Some Flexibility Commendable

It is a poor attitude that inflexibly refuses to look not only upon one’s own things, but also on the things of others. Such is the mind of Christ described in Philippians 2:3-11. Prejudice is that enemy of the soul which decides before hearing the situation or the facts and apart from a weighing of the matter on the scales of God’s Word. The Bereans were commended by the Lord for their willingness to hear what was taught them and to search the Scriptures to ascertain its acceptability (Acts 17:11).

James said that the wisdom coming down from the Lord is marked by a willingness to yield (Jas. 3:17), but the Gentiles were said to be guilty of being implacable (unmerciful, unwilling to be agreeable) in Romans 1:31. The reason for such unconcern for others and the associated refusal to consider them is self-centeredness. Jesus said we are to love neighbor as self (Matt. 22:33). Surely we can see that we must remain flexible in relation to others and in relation to God’s will for us, so that we might practice what he desires.

Some Flexibility Not Good

The attitude that recognizes no certainties, no absolute truth, no finality in what the Lord has revealed is one of unbelief, for the Lord has assured  us of these matters. One who wishes to remain aloof from the idea of absolute truth, maintaining a tentative approach to all things, does so because of the shaky ground that he occupies. On the other hand, the firmness desired by God is the result of the firm foundation erected by God in his sure Word. For one to be flexible in relation to the Bible is to manifest uncertainty about God’s credibility. Three reasons explain why this kind of flexibility is not desirable.

1. God’s Word is not subject to change. Because God has indicated the finality of Scriptures in passages like 2 Timothy 3:16-17, Jude 3, Matthew 28:19-20, we have no basis for expecting any additional word from the Lord. No latter-day revelations, dreams, visions, or gentle nudges are in store for anyone. 

2. Truth is narrow and unyielding. Its nature demands this be said. Truth in any field, mathematical, geographical, or religious, does not change because of whim, official decree, or changing conditions. What Peter declared regarding the exalted position of Jesus the Son of God is yet true. Paul’s affirmation of the one body (church) is still true. Nor has it stopped being true that obedience is the path to God’s favor (Matt. 7:21-23). Regardless of man’s changed view of these matters, God-given truth does not change.

3. The pure gospel of Christ suffers no other gospel (Gal. 1:6-8). Efforts to please men are responsible for all changes imposed by men. Not only is God not pleased by such attempts, but he declares his anathema (consignment to destruction) upon those doing so.

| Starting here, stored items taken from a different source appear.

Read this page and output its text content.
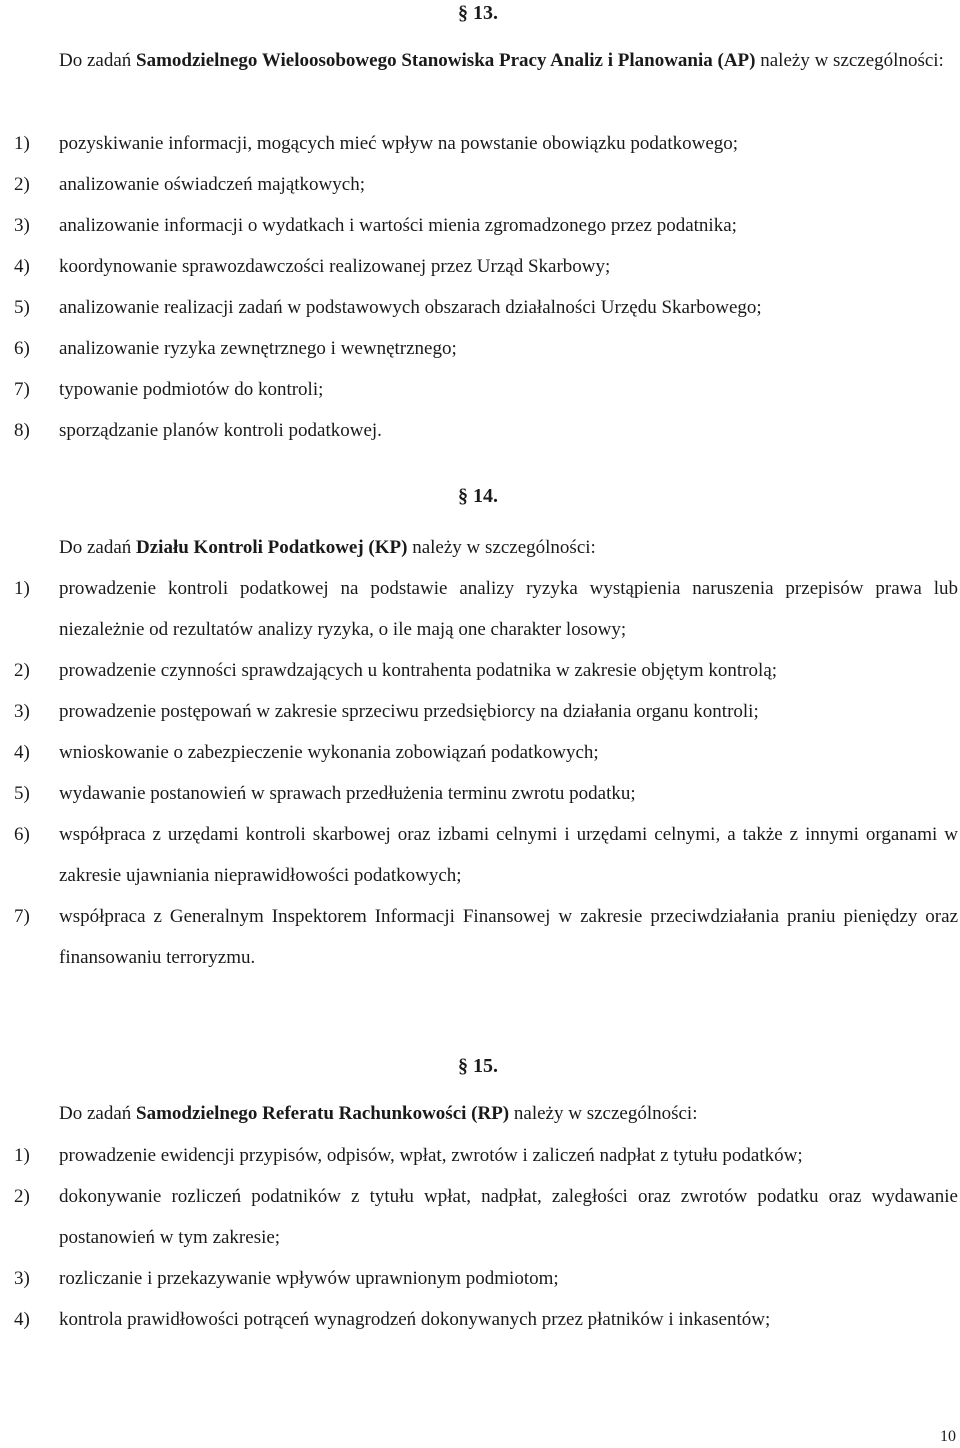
§ 13.

Do zadań Samodzielnego Wieloosobowego Stanowiska Pracy Analiz i Planowania (AP) należy w szczególności:

1) pozyskiwanie informacji, mogących mieć wpływ na powstanie obowiązku podatkowego;
2) analizowanie oświadczeń majątkowych;
3) analizowanie informacji o wydatkach i wartości mienia zgromadzonego przez podatnika;
4) koordynowanie sprawozdawczości realizowanej przez Urząd Skarbowy;
5) analizowanie realizacji zadań w podstawowych obszarach działalności Urzędu Skarbowego;
6) analizowanie ryzyka zewnętrznego i wewnętrznego;
7) typowanie podmiotów do kontroli;
8) sporządzanie planów kontroli podatkowej.
§ 14.

Do zadań Działu Kontroli Podatkowej (KP) należy w szczególności:

1) prowadzenie kontroli podatkowej na podstawie analizy ryzyka wystąpienia naruszenia przepisów prawa lub niezależnie od rezultatów analizy ryzyka, o ile mają one charakter losowy;
2) prowadzenie czynności sprawdzających u kontrahenta podatnika w zakresie objętym kontrolą;
3) prowadzenie postępowań w zakresie sprzeciwu przedsiębiorcy na działania organu kontroli;
4) wnioskowanie o zabezpieczenie wykonania zobowiązań podatkowych;
5) wydawanie postanowień w sprawach przedłużenia terminu zwrotu podatku;
6) współpraca z urzędami kontroli skarbowej oraz izbami celnymi i urzędami celnymi, a także z innymi organami w zakresie ujawniania nieprawidłowości podatkowych;
7) współpraca z Generalnym Inspektorem Informacji Finansowej w zakresie przeciwdziałania praniu pieniędzy oraz finansowaniu terroryzmu.
§ 15.

Do zadań Samodzielnego Referatu Rachunkowości (RP) należy w szczególności:

1) prowadzenie ewidencji przypisów, odpisów, wpłat, zwrotów i zaliczeń nadpłat z tytułu podatków;
2) dokonywanie rozliczeń podatników z tytułu wpłat, nadpłat, zaległości oraz zwrotów podatku oraz wydawanie postanowień w tym zakresie;
3) rozliczanie i przekazywanie wpływów uprawnionym podmiotom;
4) kontrola prawidłowości potrąceń wynagrodzeń dokonywanych przez płatników i inkasentów;
10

4. The Divine pattern is irreplaceable. Under whatever arrangement God has instituted in his dealing with human beings, he has always made it clear that his way is the only way. It is the role of God to show man the way, and it is the role of man to walk in that way. Passages earlier noted suffice for this point.

Flexibility is good in yielding to put others ahead of self and to practice God’s will, but it is evil when it leads us to abandon the certainty of biblical teaching and to look for something else. Are we flexible in those ways that we should be? Do we remain steadfast in belief and practice of the truth of the Lord? May we remember that the highly honored “god” of tolerance must also bow before the great God of the universe.